*updated 7/20/15 after finding more ways people write CASRN or create fake CASRN that will sneak through my original macro*
I wrote a simple and fairly short SAS macro to validate CAS Registry Numbers. I have gotten enough free SAS advice and a few macros from various internet sources, so I thought it only fair to share this if it of use to anyone. Hopefully the comments give ample information about what input is needed and what the output is. The macro will catch an invalid CAS RN if it is
- too long
- too short
- has all 0’s
- does not return the correct check digit based on CAS calculation
Information about proper CAS RNs can be found from ACS who produce CAS RNs.
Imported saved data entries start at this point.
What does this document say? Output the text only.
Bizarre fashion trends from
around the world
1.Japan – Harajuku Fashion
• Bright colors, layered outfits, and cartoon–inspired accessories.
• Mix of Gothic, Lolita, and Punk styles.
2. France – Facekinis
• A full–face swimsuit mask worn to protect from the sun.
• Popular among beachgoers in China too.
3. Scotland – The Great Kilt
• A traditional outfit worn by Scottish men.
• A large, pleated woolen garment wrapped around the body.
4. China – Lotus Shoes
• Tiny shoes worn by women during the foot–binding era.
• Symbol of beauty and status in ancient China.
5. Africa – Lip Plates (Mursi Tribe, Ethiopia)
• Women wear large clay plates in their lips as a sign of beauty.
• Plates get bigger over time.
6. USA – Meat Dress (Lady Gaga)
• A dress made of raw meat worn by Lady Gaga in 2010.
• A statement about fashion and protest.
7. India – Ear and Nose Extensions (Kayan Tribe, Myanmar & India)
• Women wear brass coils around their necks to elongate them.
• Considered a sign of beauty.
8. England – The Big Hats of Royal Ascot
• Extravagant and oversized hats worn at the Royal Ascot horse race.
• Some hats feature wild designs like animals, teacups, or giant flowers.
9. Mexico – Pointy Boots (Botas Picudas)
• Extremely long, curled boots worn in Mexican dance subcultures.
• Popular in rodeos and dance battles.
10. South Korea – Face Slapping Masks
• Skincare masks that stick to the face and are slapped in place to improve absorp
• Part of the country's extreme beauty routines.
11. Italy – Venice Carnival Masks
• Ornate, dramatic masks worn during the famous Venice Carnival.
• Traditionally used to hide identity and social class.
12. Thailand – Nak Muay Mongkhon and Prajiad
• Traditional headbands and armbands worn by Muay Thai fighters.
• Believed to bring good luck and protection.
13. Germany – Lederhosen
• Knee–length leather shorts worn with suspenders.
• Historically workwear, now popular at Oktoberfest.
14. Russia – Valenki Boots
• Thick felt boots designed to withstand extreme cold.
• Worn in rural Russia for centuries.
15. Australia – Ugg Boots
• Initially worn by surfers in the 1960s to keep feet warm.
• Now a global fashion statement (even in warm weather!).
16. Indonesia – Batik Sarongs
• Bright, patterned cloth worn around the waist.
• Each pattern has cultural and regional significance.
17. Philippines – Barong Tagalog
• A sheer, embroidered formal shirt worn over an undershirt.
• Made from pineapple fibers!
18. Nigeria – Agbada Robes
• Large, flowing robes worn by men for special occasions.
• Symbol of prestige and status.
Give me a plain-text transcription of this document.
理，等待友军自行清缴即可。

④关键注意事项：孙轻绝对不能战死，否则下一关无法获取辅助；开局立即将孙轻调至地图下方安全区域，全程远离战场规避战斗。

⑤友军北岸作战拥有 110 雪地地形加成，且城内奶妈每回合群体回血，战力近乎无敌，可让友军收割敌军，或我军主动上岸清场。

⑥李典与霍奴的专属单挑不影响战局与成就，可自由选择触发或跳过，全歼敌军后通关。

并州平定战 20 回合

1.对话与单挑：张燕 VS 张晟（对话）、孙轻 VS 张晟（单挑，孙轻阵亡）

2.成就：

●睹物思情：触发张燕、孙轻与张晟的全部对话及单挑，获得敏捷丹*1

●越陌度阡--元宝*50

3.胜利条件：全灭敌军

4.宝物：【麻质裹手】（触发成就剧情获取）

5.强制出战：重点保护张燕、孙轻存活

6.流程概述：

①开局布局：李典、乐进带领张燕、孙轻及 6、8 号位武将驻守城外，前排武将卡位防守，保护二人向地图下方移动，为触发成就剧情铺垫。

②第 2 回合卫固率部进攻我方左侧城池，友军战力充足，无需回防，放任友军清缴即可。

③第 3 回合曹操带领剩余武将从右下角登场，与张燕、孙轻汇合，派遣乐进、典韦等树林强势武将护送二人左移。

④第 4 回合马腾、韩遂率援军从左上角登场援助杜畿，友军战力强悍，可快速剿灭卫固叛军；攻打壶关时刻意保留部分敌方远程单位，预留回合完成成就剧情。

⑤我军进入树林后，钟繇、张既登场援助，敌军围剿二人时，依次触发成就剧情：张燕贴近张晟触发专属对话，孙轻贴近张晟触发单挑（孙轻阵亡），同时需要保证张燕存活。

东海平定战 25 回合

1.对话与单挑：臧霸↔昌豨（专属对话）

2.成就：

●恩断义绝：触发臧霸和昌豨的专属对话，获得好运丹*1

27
Contact me if you have questions about the macro or find an error with it.
*macro to determine if a CAS number is a valid CAS number;
*input is name of dataset to be examined where CAS numbers have variable name CAS_number;
*returns valid = 1 if CAS is valid and valid = 0 if invalid CAS;
*returns character variable CAS which will be CAS number with hyphens and no leading 0s;
%macro CASnumber_check(CAS_dataset);
data &CAS_dataset (drop = CAS_num CASlength R N1-N9 QR Q Rcheck j);
length CAS_num $ 10;
set &CAS_dataset;
*give CAS numbers with alphabet characters or that are blank a 00-00 CAS number;
if CAS_number = “” then CAS_number = “00-00”;
if anyalpha(CAS_number) ne 0 then CAS_number = “00-00”;
*determine if CAS is numeric or character variable;
CAS_vartype = vtype(CAS_number);
*if CAS is numeric, converts it to character;
if CAS_vartype = “N” then CAS_num = STRIP(PUT(CAS_number, 8.));
*if CAS is character, removes all non-numeric characters;
if CAS_vartype = “C” then CAS_num = compress(CAS_number,,”kd”);
*breaks CAS number apart into digits;
CASlength = length(CAS_num);
R = input(substr(CAS_num,length(CAS_num)),8.);
QR = 0;
array N_(9) N1 – N9;
do j = 1 to 9;
if CASlength > j then N_(j) = input(substr(CAS_num,CASlength-j,1),8.);
else N_(j) = 0;
QR = QR + N_(j)*j;
end;
Q = int(QR/10);
Rcheck = QR – Q*10;
*checks on validity of CAS based on check digit and length;
if Rcheck = R then valid = 1; else valid = 0;
if N9 = 0
then if N8 = 0
then if N7 = 0
then if N6 = 0
then if N5 = 0
then if N4 = 0 then valid = 0;
if CASlength < 5 then valid = 0;
if CASlength > 10 then valid = 0;
*builds character variable called CAS with no leading 0s;
if N9 ~= 0 then CAS = cats(N9,N8,N7,N6,N5,N4,N3,”-“,N2,N1,”-“,R);
else if N8 ~= 0 then CAS = cats(N8,N7,N6,N5,N4,N3,”-“,N2,N1,”-“,R);
else if N7 ~= 0 then CAS = cats(N7,N6,N5,N4,N3,”-“,N2,N1,”-“,R);
else if N6 ~= 0 then CAS = cats(N6,N5,N4,N3,”-“,N2,N1,”-“,R);
else if N5 ~= 0 then CAS = cats(N5,N4,N3,”-“,N2,N1,”-“,R);
else CAS = cats(N4,N3,”-“,N2,N1,”-“,R);
run;
%mend CASnumber_check;